Renungan Minggu Prapaskah II
Kemuliaan Tuhan di atas Gunung (Golgota)
Kej. 15:5-12,17-18; Mzm. 27:1,7-8,9abc,13-14; Flp. 3:17-4:1; Luk. 9:28b-36
“…terdengarlah suara dari dalam awan itu, yang berkata: “Inilah Anak-Ku yang Kupilih, dengarkanlah Dia.”

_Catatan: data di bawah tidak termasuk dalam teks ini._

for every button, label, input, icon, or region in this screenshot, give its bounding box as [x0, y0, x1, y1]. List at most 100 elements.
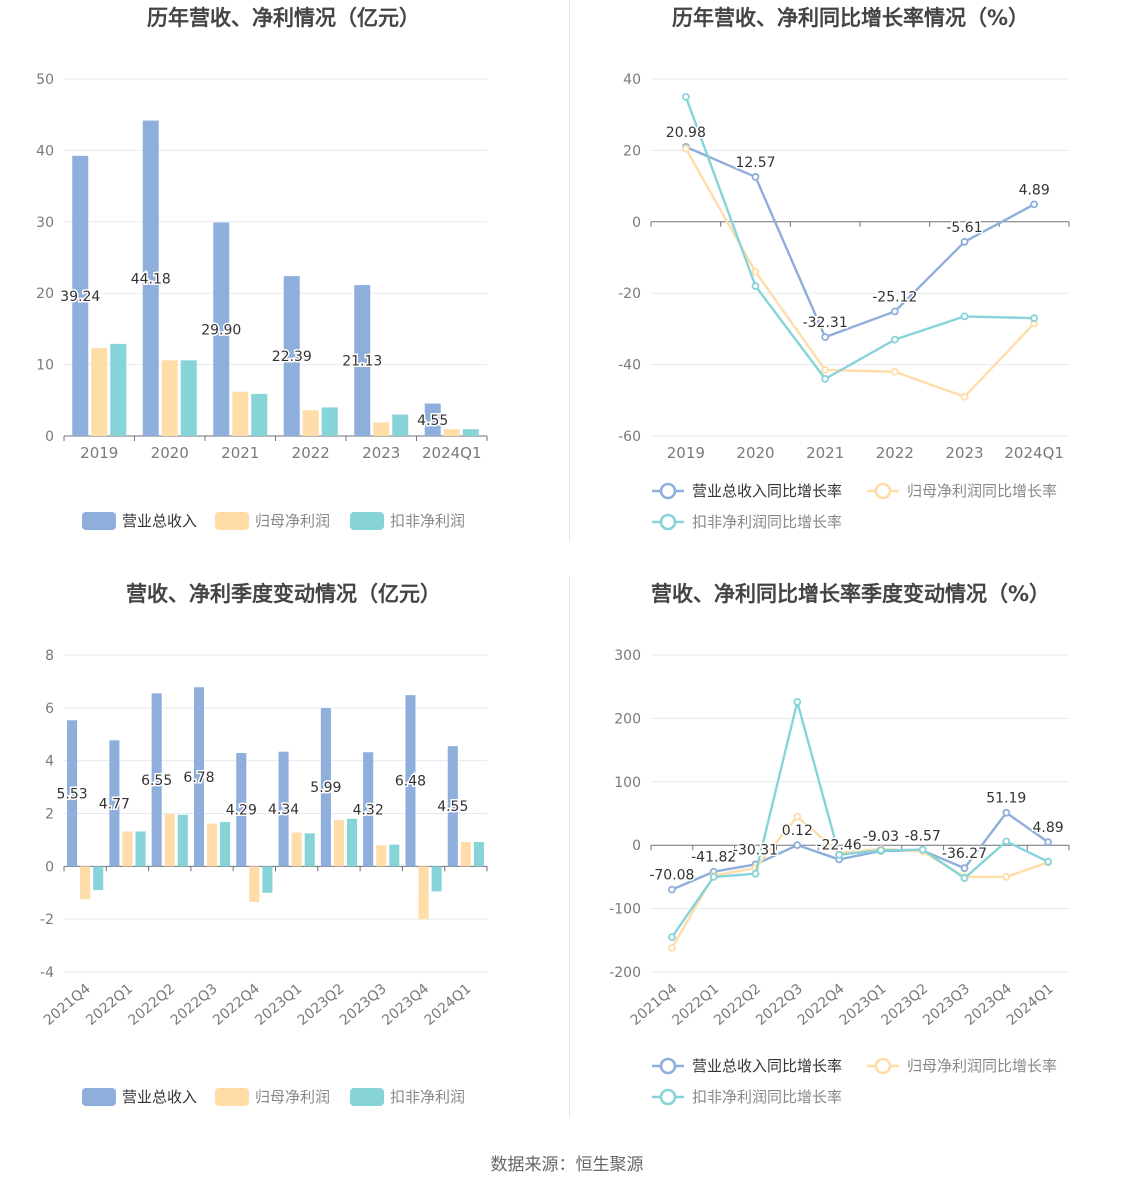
y-tick-label: 100 — [614, 775, 641, 791]
bar-1 — [418, 866, 429, 920]
line-point-2 — [751, 282, 760, 290]
bar-0 — [72, 155, 89, 436]
bar-2 — [135, 831, 146, 867]
data-label: -70.08 — [649, 868, 694, 884]
line-point-1 — [1002, 873, 1011, 881]
bar-1 — [232, 391, 249, 436]
data-label: 22.39 — [272, 349, 312, 365]
y-tick-label: 8 — [45, 648, 54, 664]
x-tick-label: 2023Q2 — [295, 981, 348, 1029]
bar-2 — [392, 414, 409, 436]
y-tick-label: -20 — [618, 286, 641, 302]
chart-title: 历年营收、净利情况（亿元） — [147, 6, 420, 30]
chart-group-2: -4-2024682021Q42022Q12022Q22022Q32022Q42… — [40, 648, 488, 1106]
line-point-2 — [821, 374, 830, 383]
data-label: -22.46 — [817, 837, 862, 853]
x-tick-label: 2021Q4 — [41, 981, 94, 1029]
line-point-2 — [793, 698, 802, 706]
series-line-0 — [671, 811, 1049, 891]
chart-title: 历年营收、净利同比增长率情况（%） — [671, 6, 1030, 30]
bar-0 — [213, 222, 230, 436]
line-point-0 — [793, 841, 802, 850]
y-tick-label: 4 — [45, 754, 54, 770]
bar-1 — [249, 866, 260, 902]
line-point-2 — [835, 850, 843, 859]
x-tick-label: 2022Q3 — [168, 981, 221, 1029]
y-tick-label: 20 — [623, 143, 641, 159]
data-label: 4.77 — [99, 796, 130, 812]
bar-1 — [291, 832, 302, 867]
bar-0 — [67, 720, 78, 867]
x-tick-label: 2022Q1 — [83, 981, 136, 1029]
line-point-0 — [960, 864, 969, 873]
data-label: 4.89 — [1033, 820, 1064, 836]
bar-2 — [220, 821, 231, 867]
legend-label: 归母净利润同比增长率 — [907, 482, 1057, 500]
bar-2 — [262, 866, 273, 893]
bar-2 — [473, 842, 484, 867]
line-point-1 — [681, 144, 690, 153]
bar-0 — [236, 753, 247, 867]
bar-1 — [460, 842, 471, 867]
line-point-2 — [918, 845, 927, 854]
bar-0 — [109, 740, 120, 867]
bar-1 — [161, 360, 178, 436]
x-tick-label: 2024Q1 — [422, 981, 475, 1029]
line-point-0 — [890, 307, 899, 316]
y-tick-label: -60 — [618, 429, 641, 445]
bar-2 — [389, 844, 400, 867]
legend-label: 营业总收入 — [122, 512, 197, 530]
data-label: 51.19 — [986, 791, 1026, 807]
data-label: 21.13 — [342, 354, 382, 370]
legend-label: 归母净利润 — [255, 1088, 330, 1106]
line-point-2 — [960, 874, 969, 883]
line-point-1 — [890, 367, 899, 376]
bar-0 — [278, 751, 289, 867]
line-point-0 — [1002, 808, 1011, 817]
data-label: -25.12 — [872, 289, 917, 305]
line-point-2 — [890, 335, 899, 344]
line-point-0 — [668, 885, 676, 894]
data-label: 20.98 — [666, 125, 706, 141]
data-label: 5.99 — [310, 780, 341, 796]
line-point-2 — [960, 312, 969, 321]
y-tick-label: 0 — [45, 429, 54, 445]
y-tick-label: -2 — [40, 912, 54, 928]
x-tick-label: 2024Q1 — [422, 444, 482, 462]
series-line-0 — [685, 145, 1035, 339]
line-point-2 — [681, 92, 690, 101]
line-point-0 — [751, 173, 760, 181]
data-label: -32.31 — [803, 315, 848, 331]
y-tick-label: 0 — [632, 215, 641, 231]
legend-swatch-marker-0 — [659, 482, 677, 500]
data-label: 6.78 — [183, 770, 214, 786]
legend-label: 营业总收入 — [122, 1088, 197, 1106]
bar-1 — [207, 823, 218, 867]
bar-0 — [405, 695, 416, 867]
data-label: 0.12 — [782, 823, 813, 839]
legend-swatch-marker-2 — [659, 513, 677, 531]
bar-2 — [304, 833, 315, 867]
y-tick-label: -4 — [40, 965, 54, 981]
data-label: 29.90 — [201, 322, 241, 338]
bar-1 — [91, 348, 108, 436]
quarterly-growth-rate-panel: 营收、净利同比增长率季度变动情况（%） — [567, 576, 1134, 1152]
data-label: 4.55 — [437, 799, 468, 815]
chart-title: 营收、净利季度变动情况（亿元） — [126, 582, 441, 606]
line-point-2 — [668, 933, 676, 942]
source-prefix: 数据来源： — [490, 1155, 576, 1175]
x-tick-label: 2023Q1 — [252, 981, 305, 1029]
y-tick-label: 40 — [623, 72, 641, 88]
x-tick-label: 2022 — [876, 444, 914, 462]
bar-2 — [177, 814, 188, 867]
data-label: -9.03 — [863, 829, 899, 845]
x-tick-label: 2024Q1 — [1004, 444, 1064, 462]
chart-group-1: -60 -40 -20 0 20 40 2019 2020 2021 2022 2023 2024Q1… — [618, 72, 1070, 531]
legend-label: 营业总收入同比增长率 — [692, 482, 842, 500]
y-tick-label: 30 — [36, 215, 54, 231]
bar-0 — [320, 708, 331, 867]
legend-swatch-0 — [82, 512, 116, 530]
bar-1 — [80, 866, 91, 900]
series-line-2 — [684, 96, 1035, 381]
x-tick-label: 2024Q1 — [1004, 981, 1057, 1029]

Merenungkan kisah Yesus yang dimuliakan di atas Gunung, saya teringat akan kisah Yesus yang memperlihatkan kemuliaannya di atas Salib. Bedanya, di atas Gunung ini rupa Yesus berubah dan pakaianNya putih berkilau-kilauan, sedangkan di atas salib rupa dan pakaianNya merah penuh darah. Kalau di atas Gunung tampak Ia berbicara dengan Musa dan Elia, di atas salib Ia juga tampak berbicara tetapi dengan dua orang penyamun (Luk.23:39-43). Apabila di Gunung itu Petrus tampak takjub hingga ingin tinggal dengan hendak mendirikan tiga tenda, belum lagi melihat Yesus di salib Petrus sudah menyangkal Yesus tiga kali.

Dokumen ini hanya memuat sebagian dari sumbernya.